LCM of 81a^2b^2 and 27a^3b^3
// FACTOR BREAKDOWN
81 = 3 x 3 x 3 x 3
27 = 3 x 3 x 3
a^3 = a x a x a
a^2 = a x a
b^3 = b x b x b
b^2 = b x b
/* For LCM, we want to consider the most number of times any digit or variable appears in the factorization. Comparing 81 and 27, we see that the number three shows up four times in the factorization, so the LCM of these two numbers is 81. Alternatively, you can see that 27 can go into 81 three times.
For variables, it's the same concept. We have three a's appear so that is our most number of times we see a.
Same logic for the variable b. */
//FINAL ANSWER
81a^3b^3
Ok thank you so much for your time! I got a bit confused on the multiplying of LCM but now I understand.
To find the least common multiple (LCM) of the given expressions, we need to first factorize the expressions completely.

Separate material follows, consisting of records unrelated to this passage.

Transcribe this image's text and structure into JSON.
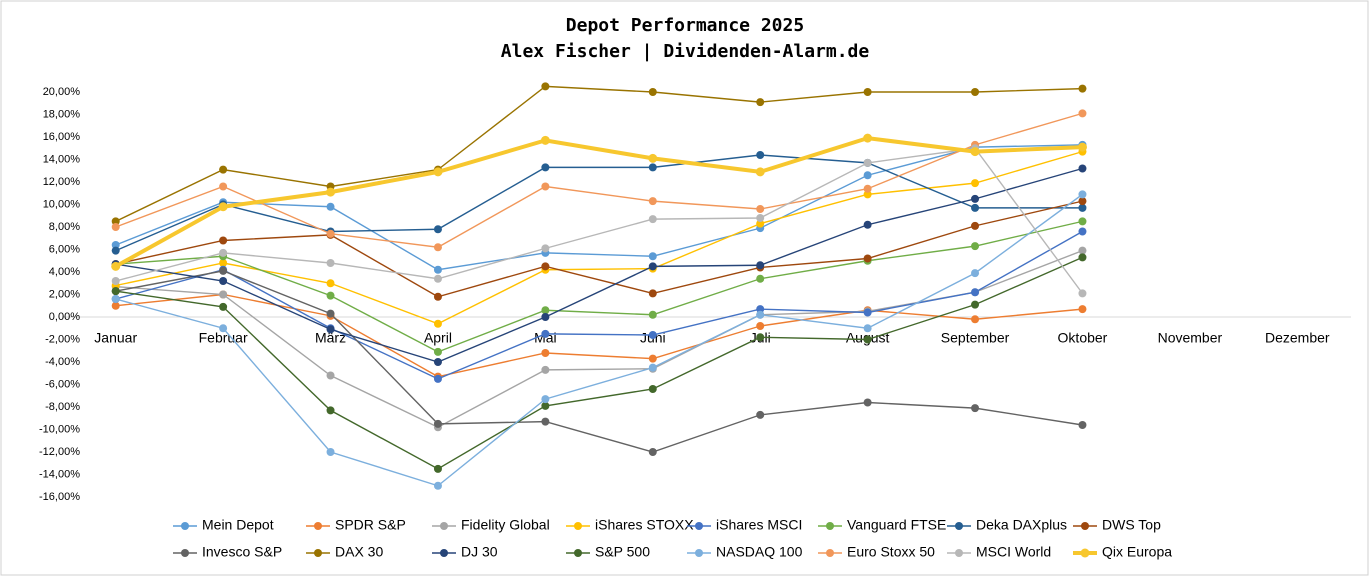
{
  "chart_data": {
    "type": "line",
    "title": "Depot Performance 2025",
    "subtitle": "Alex Fischer | Dividenden-Alarm.de",
    "categories": [
      "Januar",
      "Februar",
      "März",
      "April",
      "Mai",
      "Juni",
      "Juli",
      "August",
      "September",
      "Oktober",
      "November",
      "Dezember"
    ],
    "ylim": [
      -16,
      22
    ],
    "yticks": [
      {
        "value": -16,
        "label": "-16,00%"
      },
      {
        "value": -14,
        "label": "-14,00%"
      },
      {
        "value": -12,
        "label": "-12,00%"
      },
      {
        "value": -10,
        "label": "-10,00%"
      },
      {
        "value": -8,
        "label": "-8,00%"
      },
      {
        "value": -6,
        "label": "-6,00%"
      },
      {
        "value": -4,
        "label": "-4,00%"
      },
      {
        "value": -2,
        "label": "-2,00%"
      },
      {
        "value": 0,
        "label": "0,00%"
      },
      {
        "value": 2,
        "label": "2,00%"
      },
      {
        "value": 4,
        "label": "4,00%"
      },
      {
        "value": 6,
        "label": "6,00%"
      },
      {
        "value": 8,
        "label": "8,00%"
      },
      {
        "value": 10,
        "label": "10,00%"
      },
      {
        "value": 12,
        "label": "12,00%"
      },
      {
        "value": 14,
        "label": "14,00%"
      },
      {
        "value": 16,
        "label": "16,00%"
      },
      {
        "value": 18,
        "label": "18,00%"
      },
      {
        "value": 20,
        "label": "20,00%"
      }
    ],
    "series": [
      {
        "name": "Mein Depot",
        "color": "#5b9bd5",
        "values": [
          6.4,
          10.2,
          9.8,
          4.2,
          5.7,
          5.4,
          7.9,
          12.6,
          15.1,
          15.3,
          null,
          null
        ]
      },
      {
        "name": "SPDR S&P",
        "color": "#ed7d31",
        "values": [
          1.0,
          2.0,
          0.1,
          -5.3,
          -3.2,
          -3.7,
          -0.8,
          0.6,
          -0.2,
          0.7,
          null,
          null
        ]
      },
      {
        "name": "Fidelity Global",
        "color": "#a5a5a5",
        "values": [
          2.7,
          2.0,
          -5.2,
          -9.8,
          -4.7,
          -4.6,
          0.2,
          0.5,
          2.2,
          5.9,
          null,
          null
        ]
      },
      {
        "name": "iShares STOXX",
        "color": "#ffc000",
        "values": [
          2.8,
          4.8,
          3.0,
          -0.6,
          4.2,
          4.3,
          8.3,
          10.9,
          11.9,
          14.7,
          null,
          null
        ]
      },
      {
        "name": "iShares MSCI",
        "color": "#4472c4",
        "values": [
          1.6,
          4.2,
          -1.0,
          -5.5,
          -1.5,
          -1.6,
          0.7,
          0.4,
          2.2,
          7.6,
          null,
          null
        ]
      },
      {
        "name": "Vanguard FTSE",
        "color": "#70ad47",
        "values": [
          4.7,
          5.4,
          1.9,
          -3.1,
          0.6,
          0.2,
          3.4,
          5.0,
          6.3,
          8.5,
          null,
          null
        ]
      },
      {
        "name": "Deka DAXplus",
        "color": "#255e91",
        "values": [
          5.9,
          10.0,
          7.6,
          7.8,
          13.3,
          13.3,
          14.4,
          13.7,
          9.7,
          9.7,
          null,
          null
        ]
      },
      {
        "name": "DWS Top",
        "color": "#9e480e",
        "values": [
          4.7,
          6.8,
          7.3,
          1.8,
          4.5,
          2.1,
          4.4,
          5.2,
          8.1,
          10.3,
          null,
          null
        ]
      },
      {
        "name": "Invesco S&P",
        "color": "#636363",
        "values": [
          2.3,
          4.1,
          0.3,
          -9.5,
          -9.3,
          -12.0,
          -8.7,
          -7.6,
          -8.1,
          -9.6,
          null,
          null
        ]
      },
      {
        "name": "DAX 30",
        "color": "#997300",
        "values": [
          8.5,
          13.1,
          11.6,
          13.1,
          20.5,
          20.0,
          19.1,
          20.0,
          20.0,
          20.3,
          null,
          null
        ]
      },
      {
        "name": "DJ 30",
        "color": "#264478",
        "values": [
          4.7,
          3.2,
          -1.1,
          -4.0,
          0.0,
          4.5,
          4.6,
          8.2,
          10.5,
          13.2,
          null,
          null
        ]
      },
      {
        "name": "S&P 500",
        "color": "#43682b",
        "values": [
          2.3,
          0.9,
          -8.3,
          -13.5,
          -7.9,
          -6.4,
          -1.8,
          -2.0,
          1.1,
          5.3,
          null,
          null
        ]
      },
      {
        "name": "NASDAQ 100",
        "color": "#7cafdd",
        "values": [
          1.6,
          -1.0,
          -12.0,
          -15.0,
          -7.3,
          -4.5,
          0.2,
          -1.0,
          3.9,
          10.9,
          null,
          null
        ]
      },
      {
        "name": "Euro Stoxx 50",
        "color": "#f1975a",
        "values": [
          8.0,
          11.6,
          7.4,
          6.2,
          11.6,
          10.3,
          9.6,
          11.4,
          15.3,
          18.1,
          null,
          null
        ]
      },
      {
        "name": "MSCI World",
        "color": "#b7b7b7",
        "values": [
          3.2,
          5.7,
          4.8,
          3.4,
          6.1,
          8.7,
          8.8,
          13.7,
          15.0,
          2.1,
          null,
          null
        ]
      },
      {
        "name": "Qix Europa",
        "color": "#f7c72e",
        "values": [
          4.5,
          9.8,
          11.1,
          12.9,
          15.7,
          14.1,
          12.9,
          15.9,
          14.7,
          15.1,
          null,
          null
        ]
      }
    ]
  }
}
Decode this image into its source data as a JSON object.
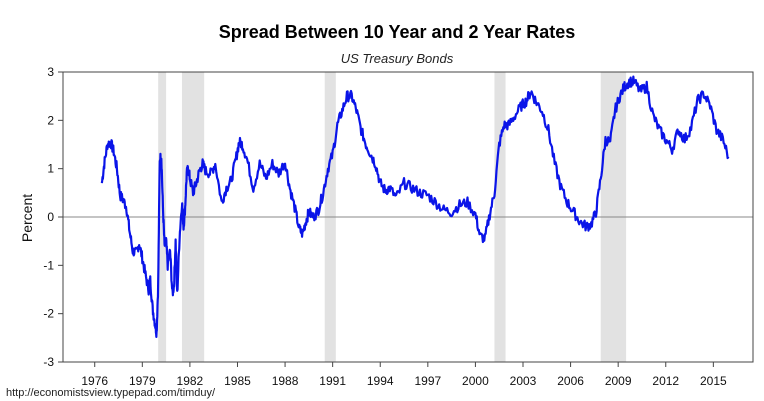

Let's start with the first expression: 81a^2b^2.
Factorizing 81, we get: 81 = 3^4.
Next, let's factorize a^2: a^2 = a * a.
And finally, let's factorize b^2: b^2 = b * b.
Putting it all together, we have: 81a^2b^2 = (3^4)(a * a)(b * b).
Now, let's move on to the second expression: 27a^3b^3.
Factorizing 27, we get: 27 = 3^3.
Next, let's factorize a^3: a^3 = a * a * a.
And finally, let's factorize b^3: b^3 = b * b * b.
Putting it all together, we have: 27a^3b^3 = (3^3)(a * a * a)(b * b * b).
Now, to find the LCM, we need to take the highest power of each factor that appears in both expressions.
In this case, we have the factor 3 appearing with a power of 4 in the first expression and a power of 3 in the second expression. So, we take the highest power, which is 4.
The factor a appears with a power of 2 in the first expression and a power of 3 in the second expression. So, we take the highest power, which is 3.
The factor b appears with a power of 2 in the first expression and a power of 3 in the second expression. So, we take the highest power, which is 3.
Putting it all together, the LCM of 81a^2b^2 and 27a^3b^3 is: (3^4)(a^3)(b^3) = 81a^3b^3.